Today, after wandering the city center for twelve hours, I find myself rather liking Bursa. I admire the city’s wooden Ottoman houses, their splintered balconies hanging over the cobbled streets. This is a place, moreover, that properly appreciates shade: hundreds of massive plane and cypress trees (the largest of which proudly bear a “municipally designated historic tree” plaque) line every avenue and yard. And from any point in the city, no matter how gray or grimy, one can see the green eminence of Olympos Dag, looming craggily at the end of every street. I had ample opportunity today to enjoy these features, as I walked from one end of Bursa to the other in search of the city’s widely scattered monuments. I began by wending my way downslope to the city’s main park, where an archaeological museum sits incongruously beside a large swimming pool and the soccer stadium. The museum’s directors, apparently unwilling to distract the public from the breaststroke or hooliganism, have opted to post only one sign, and that about twenty feet from their front door. When I finally arrived, the staff seemed rather startled to have an actual visitor. I was certainly the first that day, and quite probably the first that week – the single guard watched me incredulously, and I would swear that the man at the counter had half-forgotten where the tickets were. At any rate, the museum proved to have a respectable, if provincial, collection. Although one of its four rooms was “closed for maintenance” (a light bulb had gone out), and despite the fact that the employees were apparently parking their cars in the antique sculpture garden, I spent a pleasant half-hour looking over the artifacts.

My other reason for trudging four miles down towards the park district was to see the Muradiye complex, a cluster of tombs around a central mosque which Mehmet I built for the father he buried and the brothers he slew. Great cypress trees ring the site – but so, regrettably, does orange construction fencing. Nearly the entire complex is now “under restoration.” The workers, enjoying a tea break on the lawn, gave me a friendly nod before proceeding, presumably, to discuss when and if they should bother to unionize. After taking a few disconsolate pictures of the be-scaffolded buildings, I trudged back up the hill, and towards my other destinations. The only American chain restaurant I had noticed in the city center was, inexplicably, a Papa John’s, with a banner in the window proudly (if a touch irrelevantly) claiming “the best value in America!”

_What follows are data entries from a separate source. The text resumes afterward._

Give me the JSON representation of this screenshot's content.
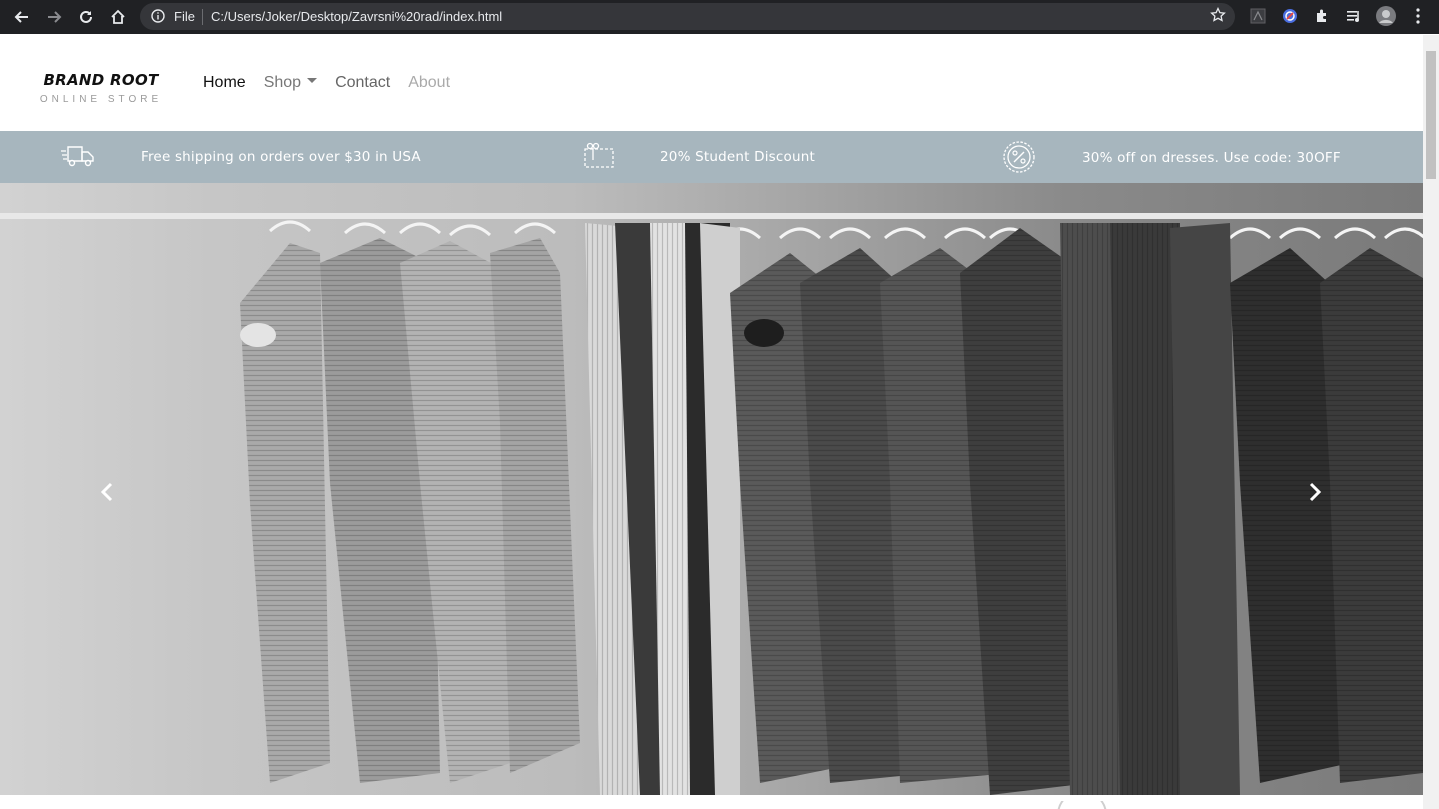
{
  "browser": {
    "file_label": "File",
    "url": "C:/Users/Joker/Desktop/Zavrsni%20rad/index.html"
  },
  "brand": {
    "name": "BRAND ROOT",
    "tagline": "ONLINE STORE"
  },
  "nav": {
    "home": "Home",
    "shop": "Shop",
    "contact": "Contact",
    "about": "About"
  },
  "promo": {
    "shipping": "Free shipping on orders over $30 in USA",
    "discount": "20% Student Discount",
    "dresses": "30% off on dresses. Use code: 30OFF"
  },
  "icons": {
    "shipping": "truck-icon",
    "discount": "coupon-icon",
    "dresses": "percent-badge-icon",
    "prev": "chevron-left-icon",
    "next": "chevron-right-icon"
  },
  "colors": {
    "promo_bar": "#a7b6be",
    "browser_chrome": "#202124"
  }
}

I now sought (after pausing briefly again at the Yesil Turbe to appreciate its lines in a different light) the Emir Sultan mosque, Bursa’s finest rococo building (that sounds like a coffee blend, doesn’t it?). I found it, eventually, but only after the midday call to prayer, which effectively barred me from entering. After snapping a few more disappointed pictures, I went further upslope in search of a mosque which my hotel’s boundlessly inadequate map placed somewhere above the Emir Sultan. To cut a long story short, I never found it, but was treated instead to a two-hour tour of Bursa’s less scenic “apartment block labyrinth.” Returning at length to my hotel, I was inclined to do some reading – but my feet were still itching, and there were two hours to kill before dinner, so I went out again in search of the Yildirim Beyazit complex, and finally found it – just in time to be excluded from the mosque by the evening call to prayer. Beyazit’s tomb, needless to say, was closed for restoration.

As I see it, the glass is half-full. I have seen three-quarters of the Archaeological museum, have glimpsed the outside of the Muradiye complex, walked past the Emir Sultan mosque, and got fairly close to going inside the Yildirim complex. And I only had to walk twenty miles to do it.

And now the sunset call to prayer is ringing, slightly staggered, from a dozen minarets, as the great bulk of Olympos Dag fades again behind the city lights. Bursa has not disappointed, but she continues to confound.